Authored by labath on Apr 2 2019, 5:13 AM.

Details

Summary

The ModuleList stream consists of an integer giving the number of
entries in the list, followed by the list itself. Each entry in the list
describes a module (dynamically loaded objects which were loaded in the
process when it crashed (or when the minidump was generated).

The code for reading the list is relatively straight-forward, with a
single gotcha. Some minidump writers are emitting padding after the
"count" field in order to align the subsequent list on 8 byte boundary
(this depends on how their ModuleList type was defined and the native
alignment of various types on their platform). Fortunately, the minidump
format contains enough redundancy (in the form of the stream length
field in the stream directory), which allows us to detect this situation
and correct it.

This patch just adds the ability to parse the stream. Code for
conversion to/from yaml will come in a follow-up patch.

Diff Detail

Repository
rL LLVM

Event Timeline

labath created this revision.Apr 2 2019, 5:13 AM
Herald added a project: Restricted Project. · View Herald TranscriptApr 2 2019, 5:13 AM
Herald added a subscriber: jdoerfert. · View Herald Transcript

Code basically looks fine, but somebody else should confirm that the format is correct.

lib/Object/Minidump.cpp
55 ↗(On Diff #193257)

I wonder whether it would be worth a new class of errors for minidump files? After all, invalid_section_index feels a bit forced for a format without sections!

unittests/Object/MinidumpTest.cpp
317 ↗(On Diff #193257)

It's a bit jarring seeing both hex and decimal numbers in here at the same time. Is there a particular reason you've used hex here, but decimal for e.g. 116 below?

labath marked 2 inline comments as done.Apr 4 2019, 7:13 AM

Code basically looks fine, but somebody else should confirm that the format is correct.

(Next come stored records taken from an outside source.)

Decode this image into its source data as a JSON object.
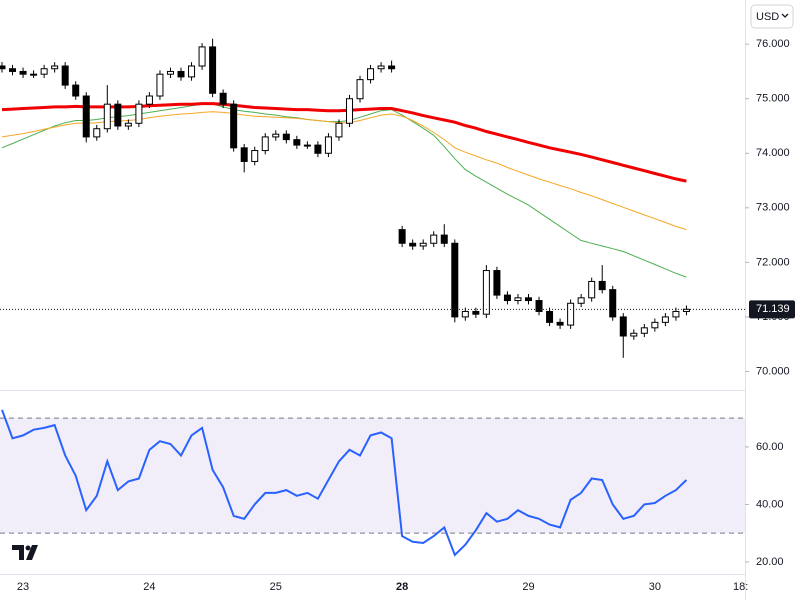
{
  "chart_data": {
    "type": "candlestick",
    "currency": "USD",
    "categories": [
      null,
      null,
      "23",
      null,
      null,
      null,
      null,
      null,
      null,
      null,
      null,
      null,
      null,
      null,
      "24",
      null,
      null,
      null,
      null,
      null,
      null,
      null,
      null,
      null,
      null,
      null,
      "25",
      null,
      null,
      null,
      null,
      null,
      null,
      null,
      null,
      null,
      null,
      null,
      "28",
      null,
      null,
      null,
      null,
      null,
      null,
      null,
      null,
      null,
      null,
      null,
      "29",
      null,
      null,
      null,
      null,
      null,
      null,
      null,
      null,
      null,
      null,
      null,
      "30",
      null,
      null,
      null
    ],
    "next_label": "18:",
    "open": [
      75.6,
      75.55,
      75.5,
      75.45,
      75.45,
      75.55,
      75.6,
      75.25,
      75.05,
      74.3,
      74.45,
      74.9,
      74.5,
      74.55,
      74.9,
      75.05,
      75.45,
      75.5,
      75.4,
      75.6,
      75.95,
      75.1,
      74.9,
      74.1,
      73.85,
      74.05,
      74.3,
      74.35,
      74.25,
      74.15,
      74.15,
      74.0,
      74.3,
      74.55,
      75.0,
      75.35,
      75.55,
      75.6,
      72.6,
      72.35,
      72.3,
      72.35,
      72.5,
      72.35,
      71.0,
      71.1,
      71.05,
      71.85,
      71.4,
      71.3,
      71.35,
      71.3,
      71.1,
      70.9,
      70.85,
      71.25,
      71.35,
      71.65,
      71.5,
      71.0,
      70.65,
      70.7,
      70.8,
      70.9,
      71.0,
      71.1
    ],
    "high": [
      75.67,
      75.62,
      75.57,
      75.52,
      75.62,
      75.67,
      75.67,
      75.32,
      75.12,
      74.52,
      75.25,
      74.97,
      74.62,
      74.97,
      75.12,
      75.52,
      75.57,
      75.57,
      75.67,
      76.02,
      76.1,
      75.17,
      74.97,
      74.17,
      74.12,
      74.37,
      74.42,
      74.42,
      74.32,
      74.22,
      74.22,
      74.37,
      74.62,
      75.07,
      75.42,
      75.62,
      75.67,
      75.7,
      72.67,
      72.42,
      72.42,
      72.57,
      72.7,
      72.42,
      71.17,
      71.17,
      71.95,
      71.92,
      71.47,
      71.42,
      71.42,
      71.37,
      71.17,
      70.97,
      71.32,
      71.42,
      71.72,
      71.95,
      71.57,
      71.07,
      70.77,
      70.87,
      70.97,
      71.07,
      71.17,
      71.21
    ],
    "low": [
      75.48,
      75.43,
      75.38,
      75.38,
      75.38,
      75.48,
      75.18,
      74.98,
      74.2,
      74.23,
      74.38,
      74.43,
      74.43,
      74.48,
      74.83,
      74.98,
      75.38,
      75.33,
      75.33,
      75.53,
      75.03,
      74.83,
      74.03,
      73.65,
      73.78,
      73.98,
      74.23,
      74.18,
      74.08,
      74.08,
      73.93,
      73.93,
      74.23,
      74.48,
      74.93,
      75.28,
      75.48,
      75.48,
      72.28,
      72.23,
      72.23,
      72.28,
      72.28,
      70.9,
      70.93,
      70.98,
      70.98,
      71.33,
      71.23,
      71.23,
      71.23,
      71.03,
      70.83,
      70.78,
      70.78,
      71.18,
      71.28,
      71.43,
      70.93,
      70.25,
      70.58,
      70.63,
      70.73,
      70.83,
      70.93,
      71.03
    ],
    "close": [
      75.55,
      75.5,
      75.45,
      75.45,
      75.55,
      75.6,
      75.25,
      75.05,
      74.3,
      74.45,
      74.9,
      74.5,
      74.55,
      74.9,
      75.05,
      75.45,
      75.5,
      75.4,
      75.6,
      75.95,
      75.1,
      74.9,
      74.1,
      73.85,
      74.05,
      74.3,
      74.35,
      74.25,
      74.15,
      74.15,
      74.0,
      74.3,
      74.55,
      75.0,
      75.35,
      75.55,
      75.6,
      75.55,
      72.35,
      72.3,
      72.35,
      72.5,
      72.35,
      71.0,
      71.1,
      71.05,
      71.85,
      71.4,
      71.3,
      71.35,
      71.3,
      71.1,
      70.9,
      70.85,
      71.25,
      71.35,
      71.65,
      71.5,
      71.0,
      70.65,
      70.7,
      70.8,
      70.9,
      71.0,
      71.1,
      71.14
    ],
    "up_color": "#ffffff",
    "down_color": "#000000",
    "outline_color": "#000000",
    "series": [
      {
        "color": "#4caf50",
        "width": 1,
        "values": [
          74.1,
          74.18,
          74.26,
          74.34,
          74.42,
          74.5,
          74.56,
          74.6,
          74.6,
          74.62,
          74.65,
          74.67,
          74.69,
          74.72,
          74.75,
          74.78,
          74.81,
          74.84,
          74.87,
          74.9,
          74.9,
          74.85,
          74.8,
          74.77,
          74.75,
          74.72,
          74.7,
          74.67,
          74.65,
          74.62,
          74.6,
          74.58,
          74.58,
          74.6,
          74.66,
          74.72,
          74.78,
          74.8,
          74.7,
          74.58,
          74.46,
          74.33,
          74.12,
          73.9,
          73.7,
          73.58,
          73.47,
          73.36,
          73.25,
          73.15,
          73.05,
          72.92,
          72.79,
          72.66,
          72.53,
          72.4,
          72.35,
          72.3,
          72.25,
          72.2,
          72.12,
          72.04,
          71.96,
          71.88,
          71.8,
          71.73
        ]
      },
      {
        "color": "#f5a623",
        "width": 1,
        "values": [
          74.3,
          74.33,
          74.36,
          74.4,
          74.44,
          74.48,
          74.52,
          74.55,
          74.55,
          74.56,
          74.58,
          74.59,
          74.6,
          74.62,
          74.65,
          74.68,
          74.7,
          74.72,
          74.73,
          74.75,
          74.76,
          74.75,
          74.73,
          74.7,
          74.68,
          74.67,
          74.66,
          74.65,
          74.64,
          74.62,
          74.6,
          74.58,
          74.56,
          74.56,
          74.6,
          74.65,
          74.7,
          74.72,
          74.68,
          74.6,
          74.5,
          74.38,
          74.25,
          74.1,
          74.02,
          73.95,
          73.88,
          73.82,
          73.74,
          73.67,
          73.6,
          73.53,
          73.47,
          73.41,
          73.35,
          73.28,
          73.22,
          73.15,
          73.08,
          73.01,
          72.94,
          72.87,
          72.8,
          72.73,
          72.66,
          72.6
        ]
      },
      {
        "color": "#f00000",
        "width": 3,
        "values": [
          74.8,
          74.81,
          74.82,
          74.83,
          74.84,
          74.85,
          74.85,
          74.86,
          74.85,
          74.85,
          74.85,
          74.85,
          74.85,
          74.86,
          74.87,
          74.88,
          74.89,
          74.9,
          74.9,
          74.91,
          74.91,
          74.9,
          74.88,
          74.86,
          74.84,
          74.83,
          74.82,
          74.81,
          74.8,
          74.8,
          74.79,
          74.78,
          74.78,
          74.79,
          74.8,
          74.81,
          74.82,
          74.82,
          74.78,
          74.74,
          74.69,
          74.65,
          74.61,
          74.57,
          74.51,
          74.46,
          74.4,
          74.35,
          74.3,
          74.25,
          74.2,
          74.15,
          74.1,
          74.06,
          74.02,
          73.98,
          73.93,
          73.88,
          73.83,
          73.78,
          73.73,
          73.68,
          73.63,
          73.58,
          73.53,
          73.49
        ]
      }
    ],
    "ylim": [
      69.66,
      76.81
    ],
    "yticks": [
      {
        "value": 70,
        "label": "70.000"
      },
      {
        "value": 71,
        "label": "71.000"
      },
      {
        "value": 72,
        "label": "72.000"
      },
      {
        "value": 73,
        "label": "73.000"
      },
      {
        "value": 74,
        "label": "74.000"
      },
      {
        "value": 75,
        "label": "75.000"
      },
      {
        "value": 76,
        "label": "76.000"
      }
    ],
    "grid": false,
    "last_price": 71.139,
    "rsi": {
      "color": "#2962ff",
      "band": [
        70,
        30
      ],
      "band_color": "#7e57c2",
      "values": [
        72.9,
        63,
        64,
        66,
        66.6,
        67.6,
        57,
        50,
        38,
        43,
        55,
        45,
        48,
        49,
        59,
        62,
        61,
        57,
        64,
        66.6,
        52,
        46,
        36,
        35,
        40,
        44,
        44,
        45,
        43,
        44,
        42,
        48.5,
        55,
        59,
        57,
        64,
        65,
        63,
        29,
        27,
        26.6,
        29,
        32,
        22.4,
        26,
        31,
        37,
        34,
        35,
        38,
        36,
        35,
        33,
        32,
        41.6,
        44,
        49,
        48.5,
        40,
        35,
        36,
        40,
        40.5,
        43,
        45,
        48.5
      ],
      "ylim": [
        16.5,
        79.1
      ],
      "yticks": [
        {
          "value": 20,
          "label": "20.00"
        },
        {
          "value": 40,
          "label": "40.00"
        },
        {
          "value": 60,
          "label": "60.00"
        }
      ]
    }
  }
}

BTW, the structure definitions are just copied from lldb (https://github.com/llvm-mirror/lldb/blob/master/source/Plugins/Process/minidump/MinidumpTypes.h and other files in that directory). I'm also porting the lldb parsing code to use the new llvm stuff as soon as the llvm stuff is ready as a way to ensure things remain interoperable with the existing minidumps and related tests.

lib/Object/Minidump.cpp
55 ↗(On Diff #193257)

Yes, I've been wondering about that too. In practice, I don't expect that the consumers will wan't to differentiate the error cases too much here (it usually does not matter if the stream was not present in the file, or if it was truncated -- the end result is the same -- you cannot use it). However, for clarity it might be better to do have a separate type anyway. I'll whip up a separate patch for that.

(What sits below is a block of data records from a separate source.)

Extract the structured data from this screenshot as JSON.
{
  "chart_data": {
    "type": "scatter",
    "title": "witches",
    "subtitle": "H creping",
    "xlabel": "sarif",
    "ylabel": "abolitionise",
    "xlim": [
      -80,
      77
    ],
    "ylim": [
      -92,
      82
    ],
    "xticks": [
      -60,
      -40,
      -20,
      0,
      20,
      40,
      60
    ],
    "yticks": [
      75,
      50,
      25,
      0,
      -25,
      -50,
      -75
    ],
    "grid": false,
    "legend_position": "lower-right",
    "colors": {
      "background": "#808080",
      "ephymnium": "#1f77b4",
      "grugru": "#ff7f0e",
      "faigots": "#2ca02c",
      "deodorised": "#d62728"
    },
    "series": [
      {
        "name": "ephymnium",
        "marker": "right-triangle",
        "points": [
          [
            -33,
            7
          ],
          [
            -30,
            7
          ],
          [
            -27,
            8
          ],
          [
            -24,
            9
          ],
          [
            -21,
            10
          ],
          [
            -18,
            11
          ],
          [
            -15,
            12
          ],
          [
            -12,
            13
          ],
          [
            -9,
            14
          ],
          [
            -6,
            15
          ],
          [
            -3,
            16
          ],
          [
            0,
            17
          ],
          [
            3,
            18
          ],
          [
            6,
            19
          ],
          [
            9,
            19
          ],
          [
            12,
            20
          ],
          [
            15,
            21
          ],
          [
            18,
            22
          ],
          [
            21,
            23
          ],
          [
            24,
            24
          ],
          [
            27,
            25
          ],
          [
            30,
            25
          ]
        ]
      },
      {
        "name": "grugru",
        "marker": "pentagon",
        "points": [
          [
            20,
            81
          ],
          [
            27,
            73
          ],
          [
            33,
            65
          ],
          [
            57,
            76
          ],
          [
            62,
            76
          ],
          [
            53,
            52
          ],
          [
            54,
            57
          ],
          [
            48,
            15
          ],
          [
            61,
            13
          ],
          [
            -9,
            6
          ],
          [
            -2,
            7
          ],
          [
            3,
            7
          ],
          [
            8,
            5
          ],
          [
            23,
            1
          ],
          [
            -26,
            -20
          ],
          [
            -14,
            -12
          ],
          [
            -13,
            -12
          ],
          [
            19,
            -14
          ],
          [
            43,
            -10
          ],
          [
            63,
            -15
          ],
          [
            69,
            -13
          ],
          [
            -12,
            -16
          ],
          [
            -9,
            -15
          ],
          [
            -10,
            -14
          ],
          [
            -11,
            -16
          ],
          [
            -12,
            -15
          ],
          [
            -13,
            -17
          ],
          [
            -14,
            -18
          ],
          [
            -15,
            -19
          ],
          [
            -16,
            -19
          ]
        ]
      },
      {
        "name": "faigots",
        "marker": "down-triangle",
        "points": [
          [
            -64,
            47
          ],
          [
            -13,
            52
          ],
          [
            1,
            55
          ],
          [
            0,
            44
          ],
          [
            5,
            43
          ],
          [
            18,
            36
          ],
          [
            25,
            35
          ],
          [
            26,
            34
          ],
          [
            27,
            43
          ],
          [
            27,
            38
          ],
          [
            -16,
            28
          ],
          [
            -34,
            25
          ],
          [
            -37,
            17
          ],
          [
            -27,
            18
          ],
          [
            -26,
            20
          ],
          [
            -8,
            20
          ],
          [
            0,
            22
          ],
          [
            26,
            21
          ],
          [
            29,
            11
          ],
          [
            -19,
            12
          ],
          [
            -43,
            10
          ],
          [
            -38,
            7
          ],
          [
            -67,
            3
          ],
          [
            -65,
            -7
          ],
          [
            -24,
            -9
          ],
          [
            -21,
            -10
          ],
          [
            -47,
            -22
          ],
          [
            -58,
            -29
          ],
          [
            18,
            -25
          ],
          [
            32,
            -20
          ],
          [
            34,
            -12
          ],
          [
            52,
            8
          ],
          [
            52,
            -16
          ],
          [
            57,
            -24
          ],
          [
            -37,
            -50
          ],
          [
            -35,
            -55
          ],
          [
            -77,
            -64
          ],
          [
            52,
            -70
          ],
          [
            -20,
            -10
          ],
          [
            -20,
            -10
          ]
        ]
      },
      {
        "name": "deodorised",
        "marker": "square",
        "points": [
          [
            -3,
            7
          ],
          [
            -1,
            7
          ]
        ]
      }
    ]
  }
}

unittests/Object/MinidumpTest.cpp
317 ↗(On Diff #193257)

Yeah, I agree this is not ideal. I started with hex here because it looked more "binary", but then I realized that:
a) decimal is shorter
b) the "size" fields are present in the static_asserts as decimal, and so it was easier to copy the numbers from there as decimal

I'll replace all of these to use decimal, except the "version" field, as that is defined in hex in the header.

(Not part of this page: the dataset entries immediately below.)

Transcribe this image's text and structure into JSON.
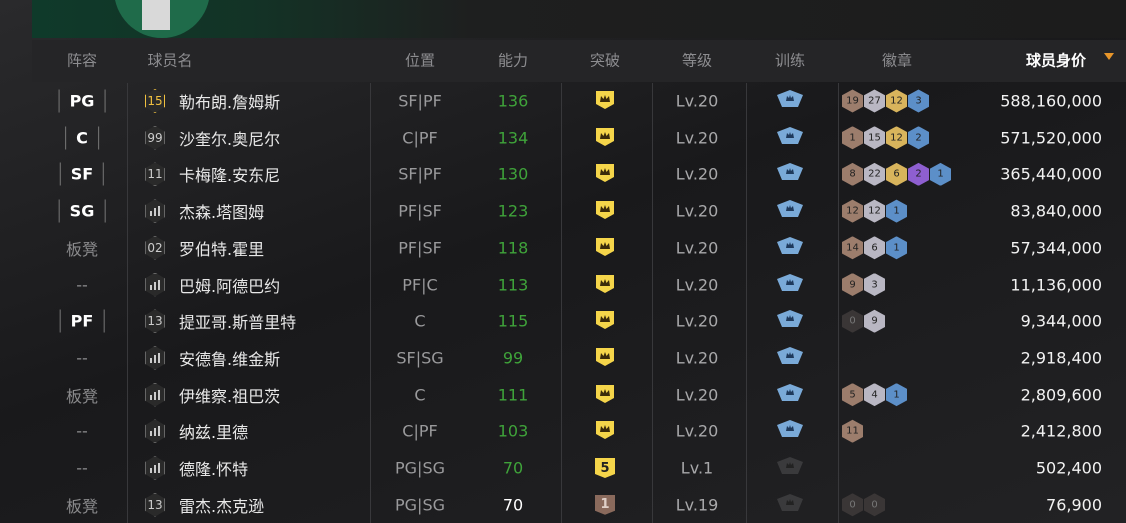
{
  "table": {
    "columns": [
      "阵容",
      "球员名",
      "位置",
      "能力",
      "突破",
      "等级",
      "训练",
      "徽章",
      "球员身价"
    ],
    "rows": [
      {
        "lineup": "PG",
        "starter": true,
        "number": "15",
        "name": "勒布朗.詹姆斯",
        "position": "SF|PF",
        "ability": "136",
        "ability_color": "#3fa33a",
        "breakthrough": null,
        "level": "Lv.20",
        "trained": true,
        "badges": [
          {
            "count": "19",
            "color": "#9c7d6c"
          },
          {
            "count": "27",
            "color": "#b9b7c3"
          },
          {
            "count": "12",
            "color": "#d8b45c"
          },
          {
            "count": "3",
            "color": "#5c8fc8"
          }
        ],
        "value": "588,160,000"
      },
      {
        "lineup": "C",
        "starter": true,
        "number": "99",
        "name": "沙奎尔.奥尼尔",
        "position": "C|PF",
        "ability": "134",
        "ability_color": "#3fa33a",
        "breakthrough": null,
        "level": "Lv.20",
        "trained": true,
        "badges": [
          {
            "count": "1",
            "color": "#9c7d6c"
          },
          {
            "count": "15",
            "color": "#b9b7c3"
          },
          {
            "count": "12",
            "color": "#d8b45c"
          },
          {
            "count": "2",
            "color": "#5c8fc8"
          }
        ],
        "value": "571,520,000"
      },
      {
        "lineup": "SF",
        "starter": true,
        "number": "11",
        "name": "卡梅隆.安东尼",
        "position": "SF|PF",
        "ability": "130",
        "ability_color": "#3fa33a",
        "breakthrough": null,
        "level": "Lv.20",
        "trained": true,
        "badges": [
          {
            "count": "8",
            "color": "#9c7d6c"
          },
          {
            "count": "22",
            "color": "#b9b7c3"
          },
          {
            "count": "6",
            "color": "#d8b45c"
          },
          {
            "count": "2",
            "color": "#8e5fd0"
          },
          {
            "count": "1",
            "color": "#5c8fc8"
          }
        ],
        "value": "365,440,000"
      },
      {
        "lineup": "SG",
        "starter": true,
        "number": null,
        "name": "杰森.塔图姆",
        "position": "PF|SF",
        "ability": "123",
        "ability_color": "#3fa33a",
        "breakthrough": null,
        "level": "Lv.20",
        "trained": true,
        "badges": [
          {
            "count": "12",
            "color": "#9c7d6c"
          },
          {
            "count": "12",
            "color": "#b9b7c3"
          },
          {
            "count": "1",
            "color": "#5c8fc8"
          }
        ],
        "value": "83,840,000"
      },
      {
        "lineup": "板凳",
        "starter": false,
        "number": "02",
        "name": "罗伯特.霍里",
        "position": "PF|SF",
        "ability": "118",
        "ability_color": "#3fa33a",
        "breakthrough": null,
        "level": "Lv.20",
        "trained": true,
        "badges": [
          {
            "count": "14",
            "color": "#9c7d6c"
          },
          {
            "count": "6",
            "color": "#b9b7c3"
          },
          {
            "count": "1",
            "color": "#5c8fc8"
          }
        ],
        "value": "57,344,000"
      },
      {
        "lineup": "--",
        "starter": false,
        "number": null,
        "name": "巴姆.阿德巴约",
        "position": "PF|C",
        "ability": "113",
        "ability_color": "#3fa33a",
        "breakthrough": null,
        "level": "Lv.20",
        "trained": true,
        "badges": [
          {
            "count": "9",
            "color": "#9c7d6c"
          },
          {
            "count": "3",
            "color": "#b9b7c3"
          }
        ],
        "value": "11,136,000"
      },
      {
        "lineup": "PF",
        "starter": true,
        "number": "13",
        "name": "提亚哥.斯普里特",
        "position": "C",
        "ability": "115",
        "ability_color": "#3fa33a",
        "breakthrough": null,
        "level": "Lv.20",
        "trained": true,
        "badges": [
          {
            "count": "0",
            "color": "#3a3636"
          },
          {
            "count": "9",
            "color": "#b9b7c3"
          }
        ],
        "value": "9,344,000"
      },
      {
        "lineup": "--",
        "starter": false,
        "number": null,
        "name": "安德鲁.维金斯",
        "position": "SF|SG",
        "ability": "99",
        "ability_color": "#3fa33a",
        "breakthrough": null,
        "level": "Lv.20",
        "trained": true,
        "badges": [],
        "value": "2,918,400"
      },
      {
        "lineup": "板凳",
        "starter": false,
        "number": null,
        "name": "伊维察.祖巴茨",
        "position": "C",
        "ability": "111",
        "ability_color": "#3fa33a",
        "breakthrough": null,
        "level": "Lv.20",
        "trained": true,
        "badges": [
          {
            "count": "5",
            "color": "#9c7d6c"
          },
          {
            "count": "4",
            "color": "#b9b7c3"
          },
          {
            "count": "1",
            "color": "#5c8fc8"
          }
        ],
        "value": "2,809,600"
      },
      {
        "lineup": "--",
        "starter": false,
        "number": null,
        "name": "纳兹.里德",
        "position": "C|PF",
        "ability": "103",
        "ability_color": "#3fa33a",
        "breakthrough": null,
        "level": "Lv.20",
        "trained": true,
        "badges": [
          {
            "count": "11",
            "color": "#9c7d6c"
          }
        ],
        "value": "2,412,800"
      },
      {
        "lineup": "--",
        "starter": false,
        "number": null,
        "name": "德隆.怀特",
        "position": "PG|SG",
        "ability": "70",
        "ability_color": "#3fa33a",
        "breakthrough": "5",
        "level": "Lv.1",
        "trained": false,
        "badges": [],
        "value": "502,400"
      },
      {
        "lineup": "板凳",
        "starter": false,
        "number": "13",
        "name": "雷杰.杰克逊",
        "position": "PG|SG",
        "ability": "70",
        "ability_color": "#ffffff",
        "breakthrough": "1",
        "level": "Lv.19",
        "trained": false,
        "badges": [
          {
            "count": "0",
            "color": "#3a3636"
          },
          {
            "count": "0",
            "color": "#3a3636"
          }
        ],
        "value": "76,900"
      }
    ]
  }
}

labath updated this revision to Diff 193713.Apr 4 2019, 8:01 AM
labath marked an inline comment as done.
  • avoid using mismatched error codes
  • use decimal numbers more consistently in the tests
labath marked an inline comment as done.Apr 4 2019, 8:02 AM
labath added inline comments.
lib/Object/Minidump.cpp
55 ↗(On Diff #193257)

After some soul-searching I decided to just abandon the idea of returning error codes here, and just return the generic parse_failed error. That's what most other Object formats do (presumably they don't have a good use for distinguishing the codes either), and having an own error type would require some non-obvious design choices. (Like, since I'd still inherit from BinaryError, which inherits from ECError, I'd still have to interoperate with std::error_code somehow. This means I'd still have to map things to the object_error enum, or I'd have to define a new error_category, which is a deprecated way of doing things).

jhenderson accepted this revision.Apr 4 2019, 8:08 AM

Okay, no more comments from me.

This revision is now accepted and ready to land.Apr 4 2019, 8:08 AM
clayborg accepted this revision.Apr 4 2019, 5:11 PM
This revision was automatically updated to reflect the committed changes.